Regulatory bodies on both sides of the Atlantic have in recent months had to decide on whether comparative claims used in advertising were fair. Words like best, most, top and such-like make for high open rates in email marketing. The decisions have much in them that is useful when planning a campaign, not the least of which is that there must be some statistical or scientific basis for such claims.
In the USA Dyson was a bit put-out by claims from a rival vacuum cleaner marketing company to the effect that their product was America’s most recommended vacuum/vacuum brand. The company based their claims on the returns of consumer reviews on a number of online retailer websites. The total number of posts used was some 10,000.

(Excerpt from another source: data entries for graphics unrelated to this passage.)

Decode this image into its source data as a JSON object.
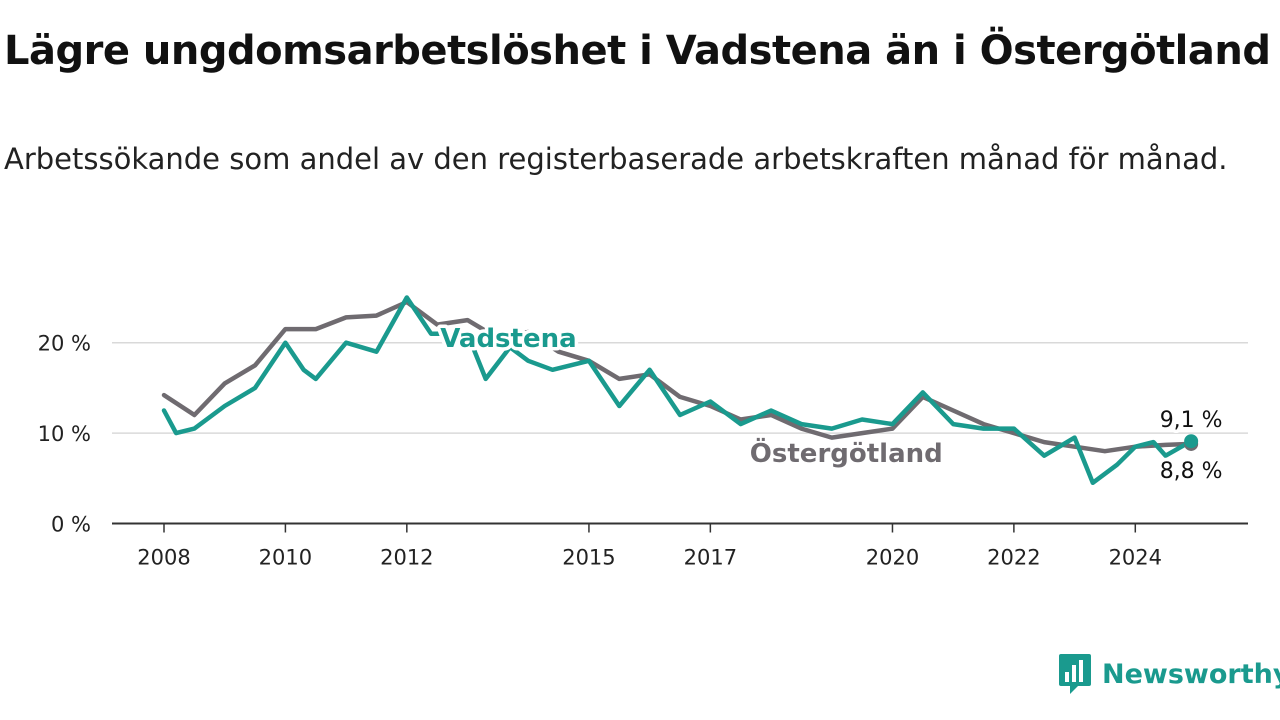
{
  "title": "Lägre ungdomsarbetslöshet i Vadstena än i Östergötland",
  "subtitle": "Arbetssökande som andel av den registerbaserade arbetskraften månad för månad.",
  "brand": {
    "name": "Newsworthy",
    "icon": "newsworthy-logo-icon",
    "color": "#1a9a8e"
  },
  "chart_data": {
    "type": "line",
    "x_unit": "year",
    "xlim": [
      2008,
      2025
    ],
    "ylim": [
      0,
      25
    ],
    "yticks": [
      0,
      10,
      20
    ],
    "ytick_labels": [
      "0 %",
      "10 %",
      "20 %"
    ],
    "xticks": [
      2008,
      2010,
      2012,
      2015,
      2017,
      2020,
      2022,
      2024
    ],
    "xtick_labels": [
      "2008",
      "2010",
      "2012",
      "2015",
      "2017",
      "2020",
      "2022",
      "2024"
    ],
    "grid": "horizontal",
    "legend": "inline labels",
    "series": [
      {
        "name": "Östergötland",
        "color": "#6f6b70",
        "end_label": "8,8 %",
        "values": [
          [
            2008.0,
            14.2
          ],
          [
            2008.5,
            12.0
          ],
          [
            2009.0,
            15.5
          ],
          [
            2009.5,
            17.5
          ],
          [
            2010.0,
            21.5
          ],
          [
            2010.5,
            21.5
          ],
          [
            2011.0,
            22.8
          ],
          [
            2011.5,
            23.0
          ],
          [
            2012.0,
            24.5
          ],
          [
            2012.5,
            22.0
          ],
          [
            2013.0,
            22.5
          ],
          [
            2013.5,
            20.5
          ],
          [
            2014.0,
            21.2
          ],
          [
            2014.5,
            19.0
          ],
          [
            2015.0,
            18.0
          ],
          [
            2015.5,
            16.0
          ],
          [
            2016.0,
            16.5
          ],
          [
            2016.5,
            14.0
          ],
          [
            2017.0,
            13.0
          ],
          [
            2017.5,
            11.5
          ],
          [
            2018.0,
            12.0
          ],
          [
            2018.5,
            10.5
          ],
          [
            2019.0,
            9.5
          ],
          [
            2019.5,
            10.0
          ],
          [
            2020.0,
            10.5
          ],
          [
            2020.5,
            14.0
          ],
          [
            2021.0,
            12.5
          ],
          [
            2021.5,
            11.0
          ],
          [
            2022.0,
            10.0
          ],
          [
            2022.5,
            9.0
          ],
          [
            2023.0,
            8.5
          ],
          [
            2023.5,
            8.0
          ],
          [
            2024.0,
            8.5
          ],
          [
            2024.5,
            8.7
          ],
          [
            2024.92,
            8.8
          ]
        ]
      },
      {
        "name": "Vadstena",
        "color": "#1a9a8e",
        "end_label": "9,1 %",
        "values": [
          [
            2008.0,
            12.5
          ],
          [
            2008.2,
            10.0
          ],
          [
            2008.5,
            10.5
          ],
          [
            2009.0,
            13.0
          ],
          [
            2009.5,
            15.0
          ],
          [
            2010.0,
            20.0
          ],
          [
            2010.3,
            17.0
          ],
          [
            2010.5,
            16.0
          ],
          [
            2011.0,
            20.0
          ],
          [
            2011.5,
            19.0
          ],
          [
            2012.0,
            25.0
          ],
          [
            2012.4,
            21.0
          ],
          [
            2013.0,
            21.0
          ],
          [
            2013.3,
            16.0
          ],
          [
            2013.7,
            19.5
          ],
          [
            2014.0,
            18.0
          ],
          [
            2014.4,
            17.0
          ],
          [
            2015.0,
            18.0
          ],
          [
            2015.5,
            13.0
          ],
          [
            2016.0,
            17.0
          ],
          [
            2016.5,
            12.0
          ],
          [
            2017.0,
            13.5
          ],
          [
            2017.5,
            11.0
          ],
          [
            2018.0,
            12.5
          ],
          [
            2018.5,
            11.0
          ],
          [
            2019.0,
            10.5
          ],
          [
            2019.5,
            11.5
          ],
          [
            2020.0,
            11.0
          ],
          [
            2020.5,
            14.5
          ],
          [
            2021.0,
            11.0
          ],
          [
            2021.5,
            10.5
          ],
          [
            2022.0,
            10.5
          ],
          [
            2022.5,
            7.5
          ],
          [
            2023.0,
            9.5
          ],
          [
            2023.3,
            4.5
          ],
          [
            2023.7,
            6.5
          ],
          [
            2024.0,
            8.5
          ],
          [
            2024.3,
            9.0
          ],
          [
            2024.5,
            7.5
          ],
          [
            2024.92,
            9.1
          ]
        ]
      }
    ]
  }
}
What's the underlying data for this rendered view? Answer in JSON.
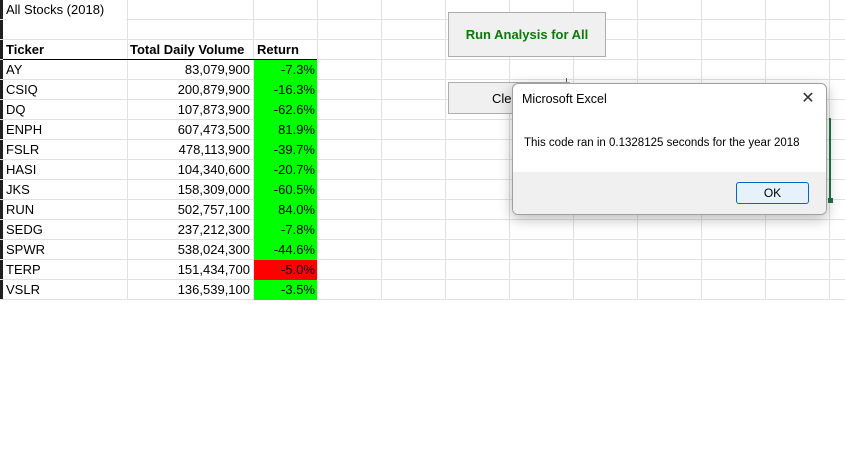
{
  "sheet": {
    "title": "All Stocks (2018)",
    "headers": {
      "ticker": "Ticker",
      "volume": "Total Daily Volume",
      "return": "Return"
    },
    "rows": [
      {
        "ticker": "AY",
        "volume": "83,079,900",
        "return": "-7.3%",
        "status": "positive"
      },
      {
        "ticker": "CSIQ",
        "volume": "200,879,900",
        "return": "-16.3%",
        "status": "positive"
      },
      {
        "ticker": "DQ",
        "volume": "107,873,900",
        "return": "-62.6%",
        "status": "positive"
      },
      {
        "ticker": "ENPH",
        "volume": "607,473,500",
        "return": "81.9%",
        "status": "positive"
      },
      {
        "ticker": "FSLR",
        "volume": "478,113,900",
        "return": "-39.7%",
        "status": "positive"
      },
      {
        "ticker": "HASI",
        "volume": "104,340,600",
        "return": "-20.7%",
        "status": "positive"
      },
      {
        "ticker": "JKS",
        "volume": "158,309,000",
        "return": "-60.5%",
        "status": "positive"
      },
      {
        "ticker": "RUN",
        "volume": "502,757,100",
        "return": "84.0%",
        "status": "positive"
      },
      {
        "ticker": "SEDG",
        "volume": "237,212,300",
        "return": "-7.8%",
        "status": "positive"
      },
      {
        "ticker": "SPWR",
        "volume": "538,024,300",
        "return": "-44.6%",
        "status": "positive"
      },
      {
        "ticker": "TERP",
        "volume": "151,434,700",
        "return": "-5.0%",
        "status": "negative"
      },
      {
        "ticker": "VSLR",
        "volume": "136,539,100",
        "return": "-3.5%",
        "status": "positive"
      }
    ]
  },
  "buttons": {
    "run_all": "Run Analysis for All",
    "clear": "Cle"
  },
  "dialog": {
    "title": "Microsoft Excel",
    "message": "This code ran in 0.1328125 seconds for the year 2018",
    "ok": "OK",
    "close_icon": "close-icon"
  },
  "colors": {
    "positive_fill": "#00ff00",
    "negative_fill": "#ff0000",
    "run_button_text": "#0a7a0a",
    "selection_border": "#217346"
  }
}
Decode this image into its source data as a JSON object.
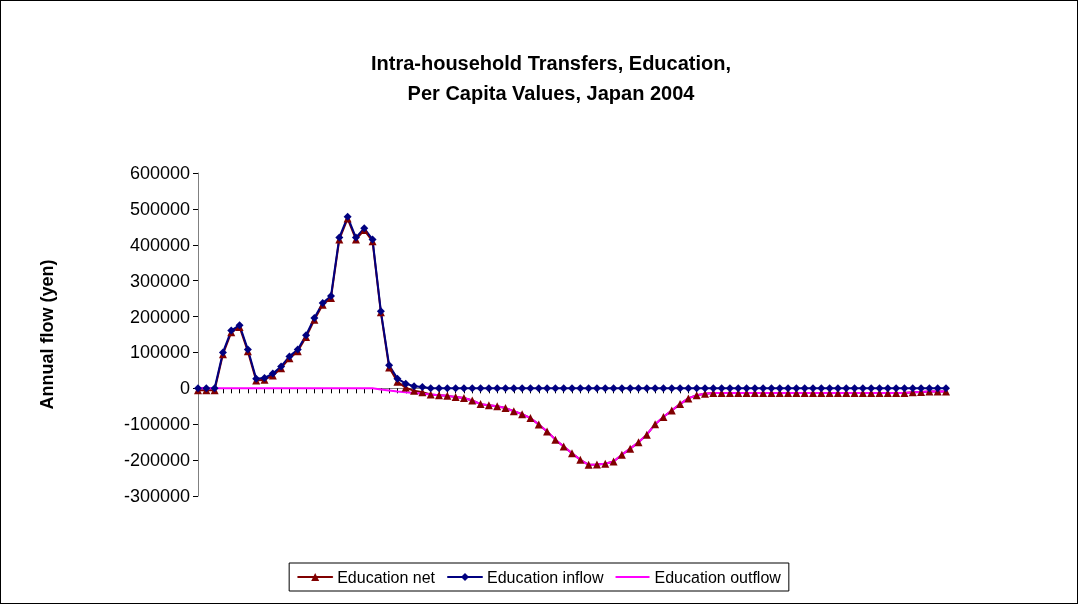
{
  "chart_data": {
    "type": "line",
    "title": "Intra-household Transfers, Education,\nPer Capita Values, Japan 2004",
    "ylabel": "Annual flow (yen)",
    "categories": [
      null,
      null,
      null,
      null,
      null,
      null,
      null,
      null,
      null,
      null,
      null,
      null,
      null,
      null,
      null,
      null,
      null,
      null,
      null,
      null,
      null,
      null,
      null,
      null,
      null,
      null,
      null,
      null,
      null,
      null,
      null,
      null,
      null,
      null,
      null,
      null,
      null,
      null,
      null,
      null,
      null,
      null,
      null,
      null,
      null,
      null,
      null,
      null,
      null,
      null,
      null,
      null,
      null,
      null,
      null,
      null,
      null,
      null,
      null,
      null,
      null,
      null,
      null,
      null,
      null,
      null,
      null,
      null,
      null,
      null,
      null,
      null,
      null,
      null,
      null,
      null,
      null,
      null,
      null,
      null,
      null,
      null,
      null,
      null,
      null,
      null,
      null,
      null,
      null,
      null,
      null
    ],
    "series": [
      {
        "name": "Education net",
        "color": "#800000",
        "marker": "triangle",
        "values": [
          -5000,
          -5000,
          -5000,
          95000,
          156000,
          171000,
          103000,
          22000,
          24000,
          36000,
          56000,
          84000,
          103000,
          143000,
          191000,
          233000,
          252000,
          415000,
          473000,
          415000,
          441000,
          410000,
          212000,
          58000,
          18000,
          2000,
          -7000,
          -11000,
          -17000,
          -19000,
          -21000,
          -24000,
          -27000,
          -34000,
          -44000,
          -47000,
          -50000,
          -55000,
          -64000,
          -72000,
          -83000,
          -101000,
          -120000,
          -143000,
          -162000,
          -181000,
          -199000,
          -213000,
          -212000,
          -210000,
          -204000,
          -185000,
          -168000,
          -150000,
          -129000,
          -100000,
          -80000,
          -62000,
          -44000,
          -28000,
          -19000,
          -15000,
          -13000,
          -13000,
          -13000,
          -13000,
          -13000,
          -13000,
          -13000,
          -13000,
          -13000,
          -13000,
          -13000,
          -13000,
          -13000,
          -13000,
          -13000,
          -13000,
          -13000,
          -13000,
          -13000,
          -13000,
          -13000,
          -13000,
          -13000,
          -13000,
          -11000,
          -10000,
          -9000,
          -9000,
          -9000
        ]
      },
      {
        "name": "Education inflow",
        "color": "#000080",
        "marker": "diamond",
        "values": [
          0,
          0,
          0,
          100000,
          161000,
          176000,
          108000,
          27000,
          29000,
          41000,
          61000,
          89000,
          108000,
          148000,
          196000,
          238000,
          257000,
          420000,
          478000,
          420000,
          446000,
          415000,
          215000,
          64000,
          27000,
          13000,
          6000,
          4000,
          0,
          0,
          0,
          0,
          0,
          0,
          0,
          0,
          0,
          0,
          0,
          0,
          0,
          0,
          0,
          0,
          0,
          0,
          0,
          0,
          0,
          0,
          0,
          0,
          0,
          0,
          0,
          0,
          0,
          0,
          0,
          0,
          0,
          0,
          0,
          0,
          0,
          0,
          0,
          0,
          0,
          0,
          0,
          0,
          0,
          0,
          0,
          0,
          0,
          0,
          0,
          0,
          0,
          0,
          0,
          0,
          0,
          0,
          0,
          0,
          0,
          0,
          0
        ]
      },
      {
        "name": "Education outflow",
        "color": "#ff00ff",
        "marker": "none",
        "values": [
          0,
          0,
          0,
          0,
          0,
          0,
          0,
          0,
          0,
          0,
          0,
          0,
          0,
          0,
          0,
          0,
          0,
          0,
          0,
          0,
          0,
          0,
          -3000,
          -6000,
          -9000,
          -11000,
          -13000,
          -15000,
          -17000,
          -19000,
          -21000,
          -24000,
          -27000,
          -34000,
          -44000,
          -47000,
          -50000,
          -55000,
          -64000,
          -72000,
          -83000,
          -101000,
          -120000,
          -143000,
          -162000,
          -181000,
          -199000,
          -213000,
          -212000,
          -210000,
          -204000,
          -185000,
          -168000,
          -150000,
          -129000,
          -100000,
          -80000,
          -62000,
          -44000,
          -28000,
          -19000,
          -15000,
          -13000,
          -13000,
          -13000,
          -13000,
          -13000,
          -13000,
          -13000,
          -13000,
          -13000,
          -13000,
          -13000,
          -13000,
          -13000,
          -13000,
          -13000,
          -13000,
          -13000,
          -13000,
          -13000,
          -13000,
          -13000,
          -13000,
          -13000,
          -13000,
          -11000,
          -10000,
          -9000,
          -9000,
          -9000
        ]
      }
    ],
    "ylim": [
      -300000,
      600000
    ],
    "yticks": [
      -300000,
      -200000,
      -100000,
      0,
      100000,
      200000,
      300000,
      400000,
      500000,
      600000
    ],
    "legend": "bottom"
  }
}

Various objections to the methods were raised, not the least being the fact that the websites used multiple methods of recording recommendations, as well as the whole country not being covered.
For the UK, the comparison was more thought-provoking. A breakfast product made from seeds, specifically chia and flax, was compared favourably with an albeit ‘small’ egg. This was with regards to protein contained in each. Objections were raised to the term superfood but the main contention was that the comparison was not like for like.
In both cases the various regulatory bodies found that the comparison was flawed. In the USA it was decided that the use of crowd sourced or aggregated data across multiple platforms should be approached with care. In this specific case it failed the body’s standards of truthfulness, reliability and representativeness test.
Similarly with the ASA in this country, it was found that just because an egg could be eaten at breakfast it did not mean that it could be compared with seed products, certainly not for protein content.
It is believed that the ASA would have complied with the American conclusion if it had been required to test it.
These decisions make it clear that before using some grandiose comparison to head your latest email marketing campaign you should ensure that it is fair and scientifically provable. Sounding good is clearly not enough.